Crowley's Ridge Parkway - Arkansas
Crowley's Ridge Parkway - Arkansas is a National Scenic Byway in Arkansas. Within Arkansas it covers roughly 200 miles. The map below shows its route. Use “Plan a drive” to open it in the Road Sorties route planner — already routing along Crowley's Ridge Parkway - Arkansas with scenic roads turned on, ready to add your own stops.
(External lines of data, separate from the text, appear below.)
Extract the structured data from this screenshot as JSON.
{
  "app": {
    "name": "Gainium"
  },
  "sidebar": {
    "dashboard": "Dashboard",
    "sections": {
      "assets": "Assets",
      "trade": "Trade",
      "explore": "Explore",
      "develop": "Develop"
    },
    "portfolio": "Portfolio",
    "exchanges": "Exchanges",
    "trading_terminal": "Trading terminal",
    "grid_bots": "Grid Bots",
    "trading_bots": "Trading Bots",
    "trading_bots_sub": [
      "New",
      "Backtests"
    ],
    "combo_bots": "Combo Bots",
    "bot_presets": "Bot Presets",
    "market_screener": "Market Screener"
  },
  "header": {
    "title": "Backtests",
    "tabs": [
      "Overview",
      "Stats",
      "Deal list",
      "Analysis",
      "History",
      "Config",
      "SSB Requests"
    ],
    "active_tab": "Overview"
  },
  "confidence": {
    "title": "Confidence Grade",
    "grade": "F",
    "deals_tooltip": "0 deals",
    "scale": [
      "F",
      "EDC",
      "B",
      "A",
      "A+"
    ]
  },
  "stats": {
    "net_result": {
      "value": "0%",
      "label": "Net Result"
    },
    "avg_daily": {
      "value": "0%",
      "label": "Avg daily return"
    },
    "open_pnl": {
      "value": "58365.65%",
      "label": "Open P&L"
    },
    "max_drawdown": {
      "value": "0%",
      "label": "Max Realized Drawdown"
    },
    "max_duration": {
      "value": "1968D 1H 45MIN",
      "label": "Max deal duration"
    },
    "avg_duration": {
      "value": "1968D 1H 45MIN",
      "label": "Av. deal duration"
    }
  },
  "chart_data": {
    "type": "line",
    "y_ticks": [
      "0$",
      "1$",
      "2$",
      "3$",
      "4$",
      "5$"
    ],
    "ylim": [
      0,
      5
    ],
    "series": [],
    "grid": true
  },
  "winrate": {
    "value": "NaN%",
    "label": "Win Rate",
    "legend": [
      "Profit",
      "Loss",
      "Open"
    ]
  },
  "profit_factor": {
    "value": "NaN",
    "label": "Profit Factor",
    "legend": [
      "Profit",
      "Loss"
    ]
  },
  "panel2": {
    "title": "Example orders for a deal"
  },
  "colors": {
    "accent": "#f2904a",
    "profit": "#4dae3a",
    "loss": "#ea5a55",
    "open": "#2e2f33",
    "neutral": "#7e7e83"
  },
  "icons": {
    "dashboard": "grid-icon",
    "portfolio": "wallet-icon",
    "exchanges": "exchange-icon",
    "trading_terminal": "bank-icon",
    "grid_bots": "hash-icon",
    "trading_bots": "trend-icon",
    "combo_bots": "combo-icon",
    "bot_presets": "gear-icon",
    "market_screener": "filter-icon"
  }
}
Crowley's Ridge Parkway runs 212 miles along Arkansas' Crowley's Ridge, from Helena-West Helena north into Missouri's Bootheel. The ridge is a narrow, forested upland that rises unexpectedly out of the flat Mississippi Alluvial Plain, and takes its name from Benjamin Crowley, who settled there in 1800 to escape the Delta's frequent flooding, and geologists still debate exactly how the windblown loess formation came to stand above the surrounding lowlands. The route threads Piggott, Paragould, Jonesboro, Wynne, Forrest City, and Marianna, along with stretches of the St. Francis National Forest, passing Civil War battlefields, archaeological sites, and numerous properties on the National Register of Historic Places. Arkansas designated it a state scenic byway in 1997 and it became a National Scenic Byway in 1998, with Missouri adding its own stretch to the byway system in 2000. Unlike most Delta driving, which is flat cotton and soybean country, Crowley's Ridge offers genuine elevation change and hardwood forest in the middle of the alluvial plain.
- Crowley's Ridge
- Jonesboro
- St. Francis National Forest
- 212 miles
- Benjamin Crowley
- National Scenic Byway 1998
- Mississippi Alluvial Plain
Plan a drive on Crowley's Ridge Parkway - Arkansas →
What is a National Scenic Byway?
National Scenic Byways are roads recognized at the federal level for at least one outstanding quality — scenic, natural, historic, cultural, archaeological or recreational — that gives travelers a reason to seek them out rather than just pass through.